Rent Report Shows Pandemic-Era Trends Starting To Recede

Real Estate

According to recent data, some of the primary rental trends associated with the Covid-19 pandemic are beginning to reverse. That’s one of the major findings of the recently-released November Rent Report from Zumper. The report found fears of a recession, along with declining occupancy rates, are being reflected in rental prices, especially in regions that benefitted from large inbound migration from early 2020 to mid 2022.

“We’re seeing pandemic trends begin to unwind, and unwind quickly, as renters hunker down in anticipation of a recession,” says Anthemos Georgiades, CEO of Zumper, the largest privately held rental search marketplace in the U.S.

“With inflation and interest rates high and the labor market beginning to tighten, Americans are holding off on major economic decisions. Household formation has paused and even inverted, driving demands down and cooling off rent prices.”

Median rent on one-bedroom apartments has declined 2.9% month-over-month in Nashville, and 6.3% in Fresno and Tulsa. In Arizona, rental price hikes have slowed in cities like Phoenix, Scottsdale and Mesa, while median rental rates on one-bedroom apartments in Chandler, Gilbert and Tucson experienced a decline in November. The shifting preferences now have Boston and San Francisco tied for the most expensive rental rates in the nation, behind perennial kingpin New York City.

Gradual decline

Across much of the U.S. rents have inched lower. In November, median price for a one-bedroom was flat vis-à-vis October. The median rent on two-bedroom apartments fell four-tenths of a percent and is down or flat in 60% of Zumper’s top 100 cities.

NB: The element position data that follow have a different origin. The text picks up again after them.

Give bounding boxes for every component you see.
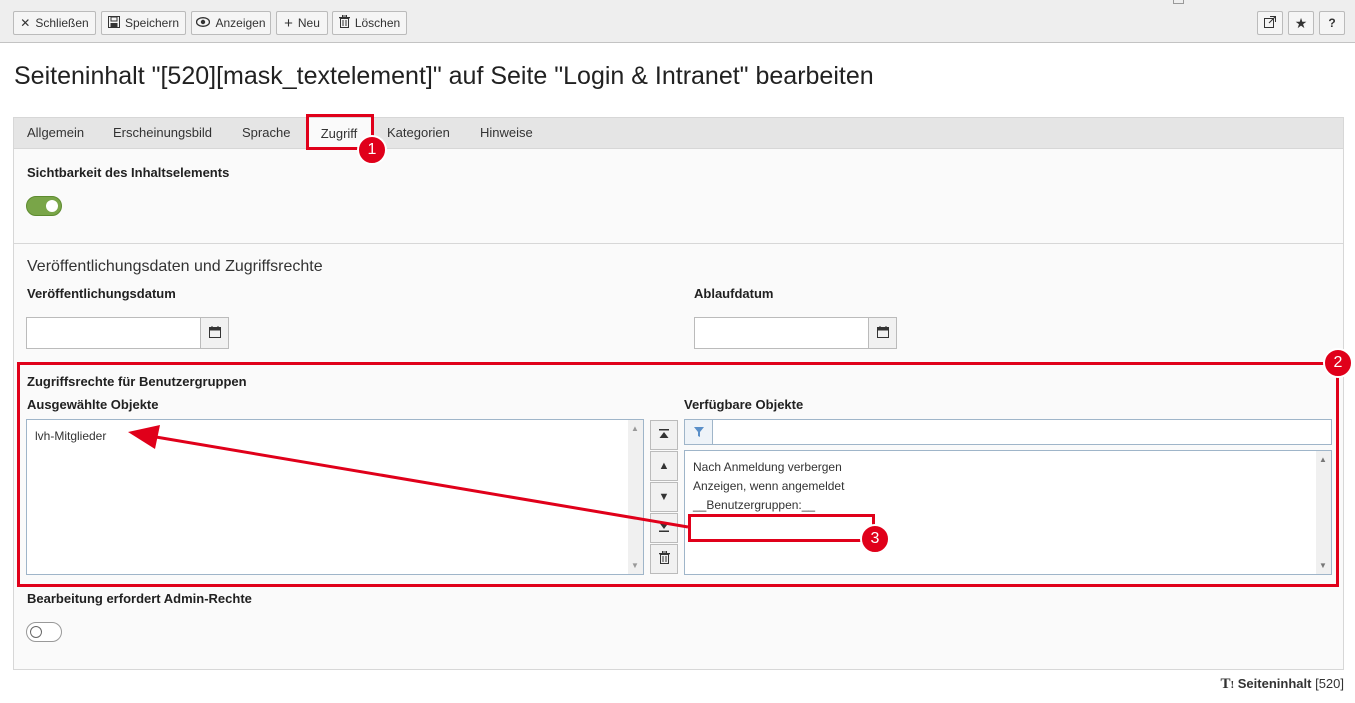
record-info: T! Seiteninhalt [520] [1220, 676, 1344, 693]
record-id: [520] [1315, 676, 1344, 691]
record-type: Seiteninhalt [1237, 676, 1312, 691]
annotation-arrow [128, 425, 689, 529]
annotation-badge-2: 2 [1323, 348, 1353, 378]
typo3-logo-icon: T! [1220, 676, 1235, 692]
annotation-badge-1: 1 [357, 135, 387, 165]
annotation-badge-3: 3 [860, 524, 890, 554]
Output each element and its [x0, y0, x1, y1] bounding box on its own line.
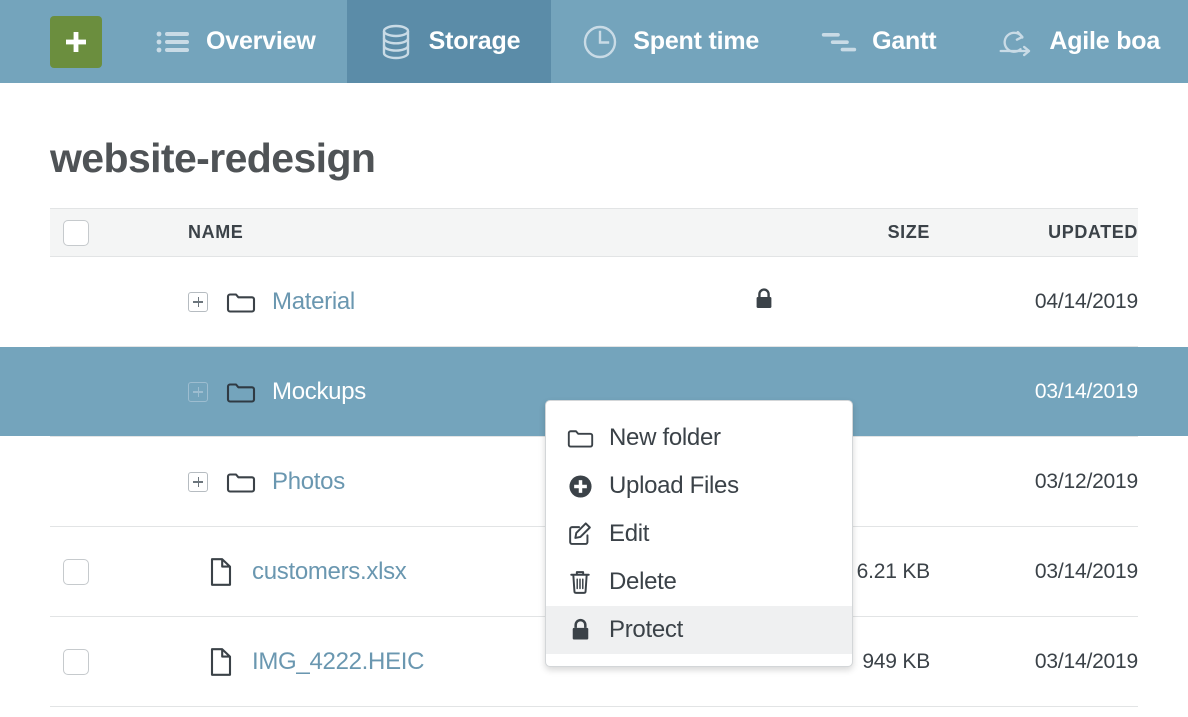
- context-menu-item-upload-files[interactable]: Upload Files: [546, 462, 852, 510]
- gantt-icon: [821, 24, 857, 60]
- plus-circle-icon: [566, 474, 594, 499]
- tab-spent-time-label: Spent time: [633, 27, 760, 55]
- folder-icon: [226, 380, 256, 404]
- tab-agile-board-label: Agile boa: [1049, 27, 1161, 55]
- clock-icon: [582, 24, 618, 60]
- table-row[interactable]: Material 04/14/2019: [0, 257, 1188, 347]
- expand-icon[interactable]: [188, 471, 208, 492]
- lock-icon: [566, 617, 594, 643]
- context-menu-item-label: Delete: [609, 568, 677, 595]
- row-updated: 03/14/2019: [1034, 649, 1138, 673]
- row-name[interactable]: customers.xlsx: [252, 558, 407, 586]
- row-lock-cell: [716, 287, 812, 316]
- row-name[interactable]: Photos: [272, 468, 345, 496]
- expand-icon[interactable]: [188, 381, 208, 402]
- row-checkbox[interactable]: [63, 558, 89, 585]
- top-navigation-bar: Overview Storage Spent time Gantt Agile …: [0, 0, 1188, 83]
- tab-storage[interactable]: Storage: [346, 0, 552, 83]
- column-header-name-cell: NAME: [102, 222, 716, 243]
- context-menu-item-new-folder[interactable]: New folder: [546, 414, 852, 462]
- file-icon: [206, 557, 236, 587]
- tab-gantt-label: Gantt: [872, 27, 937, 55]
- row-name-cell: Material: [102, 288, 716, 316]
- context-menu-item-label: New folder: [609, 424, 721, 451]
- context-menu-item-label: Edit: [609, 520, 650, 547]
- tab-spent-time[interactable]: Spent time: [551, 0, 790, 83]
- tab-overview[interactable]: Overview: [124, 0, 347, 83]
- file-icon: [206, 647, 236, 677]
- context-menu-item-label: Upload Files: [609, 472, 739, 499]
- folder-icon: [566, 427, 594, 449]
- tab-storage-label: Storage: [428, 27, 521, 55]
- add-button[interactable]: [50, 15, 102, 68]
- column-header-updated[interactable]: UPDATED: [930, 222, 1138, 243]
- row-checkbox-cell: [50, 648, 102, 675]
- row-name[interactable]: IMG_4222.HEIC: [252, 648, 424, 676]
- folder-icon: [226, 290, 256, 314]
- table-header-row: NAME SIZE UPDATED: [50, 208, 1138, 257]
- tab-agile-board[interactable]: Agile boa: [967, 0, 1188, 83]
- context-menu-item-label: Protect: [609, 616, 683, 643]
- lock-icon: [754, 287, 774, 316]
- context-menu: New folder Upload Files Edit Delete Prot…: [545, 400, 853, 667]
- select-all-cell: [50, 219, 102, 246]
- row-checkbox[interactable]: [63, 648, 89, 675]
- expand-icon[interactable]: [188, 291, 208, 312]
- context-menu-item-edit[interactable]: Edit: [546, 510, 852, 558]
- row-checkbox-cell: [50, 558, 102, 585]
- tab-overview-label: Overview: [206, 27, 316, 55]
- plus-icon: [63, 29, 89, 55]
- page-title: website-redesign: [50, 135, 376, 181]
- context-menu-item-delete[interactable]: Delete: [546, 558, 852, 606]
- select-all-checkbox[interactable]: [63, 219, 89, 246]
- row-name[interactable]: Material: [272, 288, 355, 316]
- row-updated: 03/14/2019: [1034, 559, 1138, 583]
- trash-icon: [566, 569, 594, 595]
- list-icon: [155, 24, 191, 60]
- column-header-name[interactable]: NAME: [188, 222, 243, 243]
- folder-icon: [226, 470, 256, 494]
- row-updated: 03/14/2019: [1034, 379, 1138, 403]
- row-updated: 03/12/2019: [1034, 469, 1138, 493]
- row-updated: 04/14/2019: [1034, 289, 1138, 313]
- column-header-size[interactable]: SIZE: [812, 222, 930, 243]
- database-icon: [378, 24, 414, 60]
- agile-icon: [998, 24, 1034, 60]
- row-name[interactable]: Mockups: [272, 378, 366, 406]
- edit-icon: [566, 521, 594, 547]
- tab-gantt[interactable]: Gantt: [790, 0, 967, 83]
- context-menu-item-protect[interactable]: Protect: [546, 606, 852, 654]
- add-button-wrapper: [0, 0, 124, 83]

Notably a number of metros that in recent years have scored large and ongoing price growth are in the early stages of a leveling-off process. “Over the last two years we saw unprecedented rises in rent prices driven by a booming economy, low interest rates, a one-off spike in demand post vaccines, and supply chain issues that delayed new units coming to the market,” Georgiades says, adding that has all changed given the high interest rates, a tightening labor market and decades-long highs in inflation rates.

Slowing migration

One of the big stories of the pandemic was a wholesale flight of residents from Northern states to those in the Sunbelt. Month-over-month price hikes in places like Minneapolis and Chicago suggest many who fled big cities during the pandemic are now returning as employers mandate their workers return to the office at least a few days weekly.

In spots that gained a number of migrants, the rising rent trend line has flattened. A good example is Arizona’s one-bedroom rents, which shot from about $993 to $1,326 between April 2020 and early 2022, but now are not much higher than at the start of the year. In Phoenix, the one-bedroom apartment’s median rent rose just 0.7% month over month, and the two-bedroom rental price fell 0.6%.

Holding strong

Its recent 1.8% month-over-month drop in one-bedroom media rent notwithstanding New York City has retained a rock-solid hold on the title of the country’s most costly city for renters. A combination of housing supply constraints and unending demand means the Big Apple will likely continue for some time to command the top spot in Zumper’s list of most expensive metros. The places picking up renters who no longer can afford Manhattan and Brooklyn are also up, with the one-bedroom apartment median in Newark, N.J. having risen 4.5% in November from October.

Having slid 2% in November, Boston is tied with San Francisco for the title of second most costly markets. The remainder of the top 10 in this order, are Miami, San Jose, San Diego, Los Angeles, Washington, D.C., Oakland and Fort Lauderdale.